At the beginning of program firrst three rows and filter weight will be load to line buffer and filter buffer (line13-14), then we process input data row by row (line15). The write row ifm will write one row to line buffer at each iteration except the last iteration. The conv write function will process the input line buffer (convolution operation) and write it to output buffer. The third function conv read will write the output buffer to PS (PS is reading data from PL that is why it is called conv read).
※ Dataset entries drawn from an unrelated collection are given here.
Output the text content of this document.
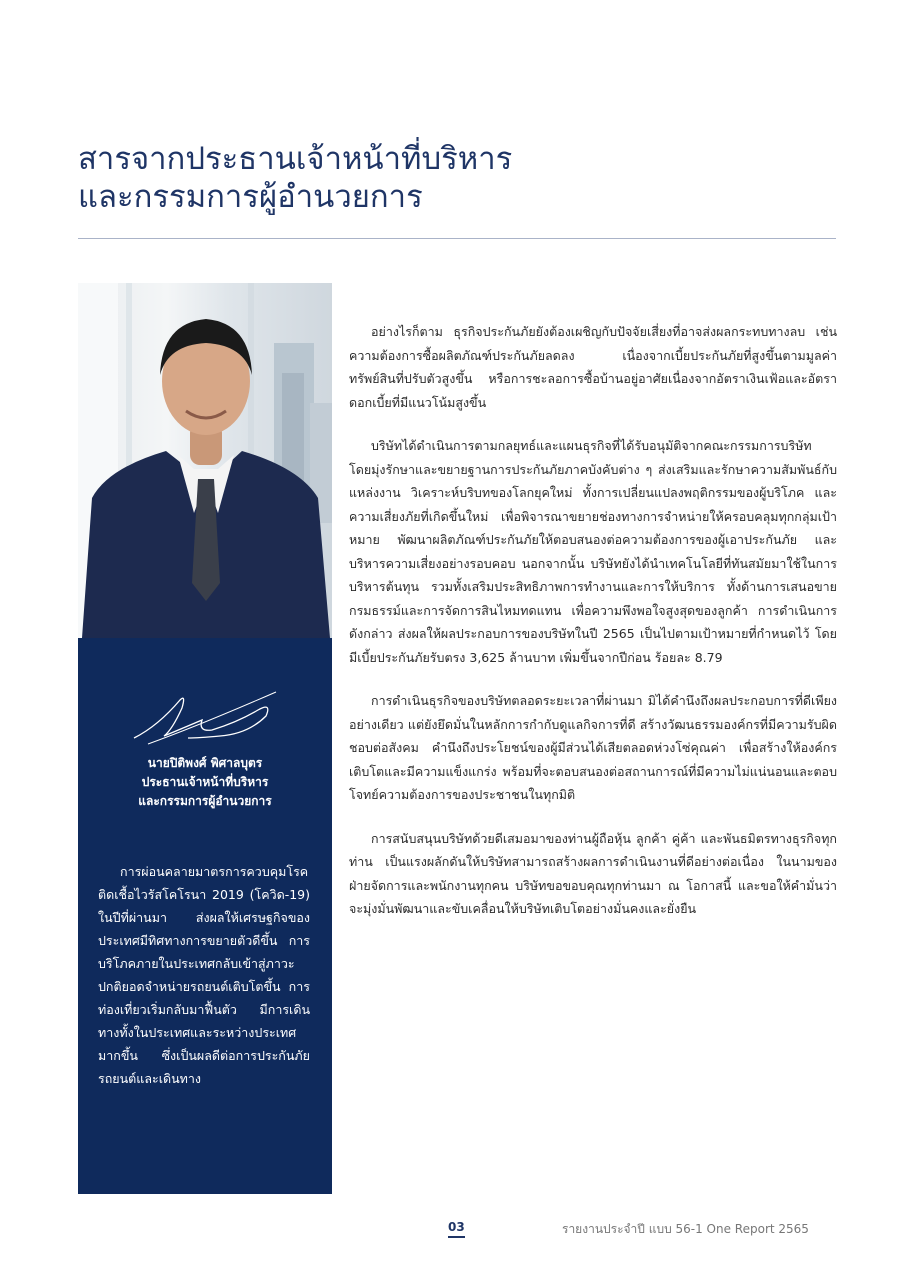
สารจากประธานเจ้าหน้าที่บริหาร
และกรรมการผู้อำนวยการ
นายปิติพงศ์ พิศาลบุตร
ประธานเจ้าหน้าที่บริหาร
และกรรมการผู้อำนวยการ

การผ่อนคลายมาตรการควบคุมโรคติดเชื้อไวรัสโคโรนา 2019 (โควิด-19) ในปีที่ผ่านมา ส่งผลให้เศรษฐกิจของประเทศมีทิศทางการขยายตัวดีขึ้น การบริโภคภายในประเทศกลับเข้าสู่ภาวะปกติยอดจำหน่ายรถยนต์เติบโตขึ้น การท่องเที่ยวเริ่มกลับมาฟื้นตัว มีการเดินทางทั้งในประเทศและระหว่างประเทศมากขึ้น ซึ่งเป็นผลดีต่อการประกันภัยรถยนต์และเดินทาง

อย่างไรก็ตาม ธุรกิจประกันภัยยังต้องเผชิญกับปัจจัยเสี่ยงที่อาจส่งผลกระทบทางลบ เช่น ความต้องการซื้อผลิตภัณฑ์ประกันภัยลดลง เนื่องจากเบี้ยประกันภัยที่สูงขึ้นตามมูลค่าทรัพย์สินที่ปรับตัวสูงขึ้น หรือการชะลอการซื้อบ้านอยู่อาศัยเนื่องจากอัตราเงินเฟ้อและอัตราดอกเบี้ยที่มีแนวโน้มสูงขึ้น

บริษัทได้ดำเนินการตามกลยุทธ์และแผนธุรกิจที่ได้รับอนุมัติจากคณะกรรมการบริษัท โดยมุ่งรักษาและขยายฐานการประกันภัยภาคบังคับต่าง ๆ ส่งเสริมและรักษาความสัมพันธ์กับแหล่งงาน วิเคราะห์บริบทของโลกยุคใหม่ ทั้งการเปลี่ยนแปลงพฤติกรรมของผู้บริโภค และความเสี่ยงภัยที่เกิดขึ้นใหม่ เพื่อพิจารณาขยายช่องทางการจำหน่ายให้ครอบคลุมทุกกลุ่มเป้าหมาย พัฒนาผลิตภัณฑ์ประกันภัยให้ตอบสนองต่อความต้องการของผู้เอาประกันภัย และบริหารความเสี่ยงอย่างรอบคอบ นอกจากนั้น บริษัทยังได้นำเทคโนโลยีที่ทันสมัยมาใช้ในการบริหารต้นทุน รวมทั้งเสริมประสิทธิภาพการทำงานและการให้บริการ ทั้งด้านการเสนอขายกรมธรรม์และการจัดการสินไหมทดแทน เพื่อความพึงพอใจสูงสุดของลูกค้า การดำเนินการดังกล่าว ส่งผลให้ผลประกอบการของบริษัทในปี 2565 เป็นไปตามเป้าหมายที่กำหนดไว้ โดยมีเบี้ยประกันภัยรับตรง 3,625 ล้านบาท เพิ่มขึ้นจากปีก่อน ร้อยละ 8.79

การดำเนินธุรกิจของบริษัทตลอดระยะเวลาที่ผ่านมา มิได้คำนึงถึงผลประกอบการที่ดีเพียงอย่างเดียว แต่ยังยึดมั่นในหลักการกำกับดูแลกิจการที่ดี สร้างวัฒนธรรมองค์กรที่มีความรับผิดชอบต่อสังคม คำนึงถึงประโยชน์ของผู้มีส่วนได้เสียตลอดห่วงโซ่คุณค่า เพื่อสร้างให้องค์กรเติบโตและมีความแข็งแกร่ง พร้อมที่จะตอบสนองต่อสถานการณ์ที่มีความไม่แน่นอนและตอบโจทย์ความต้องการของประชาชนในทุกมิติ

การสนับสนุนบริษัทด้วยดีเสมอมาของท่านผู้ถือหุ้น ลูกค้า คู่ค้า และพันธมิตรทางธุรกิจทุกท่าน เป็นแรงผลักดันให้บริษัทสามารถสร้างผลการดำเนินงานที่ดีอย่างต่อเนื่อง ในนามของฝ่ายจัดการและพนักงานทุกคน บริษัทขอขอบคุณทุกท่านมา ณ โอกาสนี้ และขอให้คำมั่นว่าจะมุ่งมั่นพัฒนาและขับเคลื่อนให้บริษัทเติบโตอย่างมั่นคงและยั่งยืน

03	รายงานประจำปี แบบ 56-1 One Report 2565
By carefully write the code this three function can run simutaneously (line 21-22).

FIXDATA ifm_buff0[N][IC+2*P];
FIXDATA ifm_buff1[N][IC+2*P];
FIXDATA ifm_buff2[N][IC+2*P];
FIXDATA ifm_buff3[N][IC+2*P];

FIXDATA filter_buff[M][N][ROW_G][ROW_G];

FIXDATA ofm_buff0[M][OC];
FIXDATA ofm_buff1[M][OC];
int cifm_counter = 0;
int cofm_counter = 0;

load_cifm_data(cifm, ifm_buff1, ifm_buff2, ifm_buff3, &cifm_counter;
load_filter_buffer(tran_wgt, filter_buff);
for (int row = 0; row < IR; row += w_m)            
{

	if (rotate_counter == 0)
	{
		write_row_ifm(cifm, ifm_buff0, &cifm_counter, 1);
		conv_write(filter_buff, ifm_buff1, ifm_buff2, ifm_buff3, ofm_buff0);
		conv_read(cofm, ofm_buff1, &cofm_counter, row!=0);
	
	} else if (rotate_counter == 1)
	{
		write_row_ifm(cifm, ifm_buff1, &cifm_counter, 1);
		conv_write(filter_buff, ifm_buff2, ifm_buff3, ifm_buff0, ofm_buff1);
		conv_read(cofm, ofm_buff0, &cofm_counter, 1);
	} else if (rotate_counter == 2)
	{
		write_row_ifm(cifm, ifm_buff2, &cifm_counter, 1);
		conv_write(filter_buff, ifm_buff3, ifm_buff0, ifm_buff1, ofm_buff0);
		conv_read(cofm, ofm_buff1, &cofm_counter, 1);
	} else if (rotate_counter == 3)
	{
		write_row_ifm(cifm, ifm_buff3, &cifm_counter, row!=IR-1);
		conv_write(filter_buff, ifm_buff0, ifm_buff1, ifm_buff2, ofm_buff1);
		conv_read(cofm, ofm_buff0, &cofm_counter, 1);
	}
	rotate_counter += 1;
	if (rotate_counter == 4)
	{
		rotate_counter = 0;
	}
}
conv_read(cofm, ofm_buff1, &cofm_counter, 1);

Experiment result

We have implemented four methods. In method one we using 16 Element-wise-multipliction PEs to calculate convolution without Ping-Pong buffer. The method two still utilized 16 Element-wise-multipliction PEs but using Ping-Pong of input and output buffer to acheive best parallelism. In method two although we can write, process convolution, write back data at the same time but the time of wrting one row is longer than process convolution, in another word our system is limited by the bandwith of PS-PL communication. Thus in method 3 we using data pack method to improve the system bandwidth by using 16 PEs. In method four we using the same method as method three except there are 32 PEs, in this method we improve the system computation ability to match the high bandwidth of current system and this acheive the best performance. The following compares the performance and resource utilization of these four methods.

exp result

Reference

[1] L. Lu, Y. Liang, Q. Xiao and S. Yan, "Evaluating Fast Algorithms for Convolutional Neural Networks on FPGAs," 2017 IEEE 25th Annual International Symposium on Field-Programmable Custom Computing Machines (FCCM), Napa, CA, 2017, pp. 101-108.

[2] Shen, Junzhong & Huang, You & Wang, Zelong & Qiao, Yuran & Wen, Mei & Zhang, Chunyuan. (2018). Towards a Uniform Template-based Architecture for Accelerating 2D and 3D CNNs on FPGA. 97-106. 10.1145/3174243.3174257.

[3] Chen Zhang, Peng Li, Guangyu Sun, Yijin Guan, Bingjun Xiao, and Jason Cong. 2015. Optimizing FPGA-based Accelerator Design for Deep Convolutional Neural Networks. In Proceedings of the 2015 ACM/SIGDA International Symposium on Field-Programmable Gate Arrays (FPGA '15). ACM, New York, NY, USA, 161-170. DOI: https://doi.org/10.1145/2684746.2689060

[4] Guo, Kaiyuan & Zeng, Shulin & Yu, Jincheng & Wang, Yu & Yang, Huazhong. (2017). A Survey of FPGA Based Neural Network Accelerator.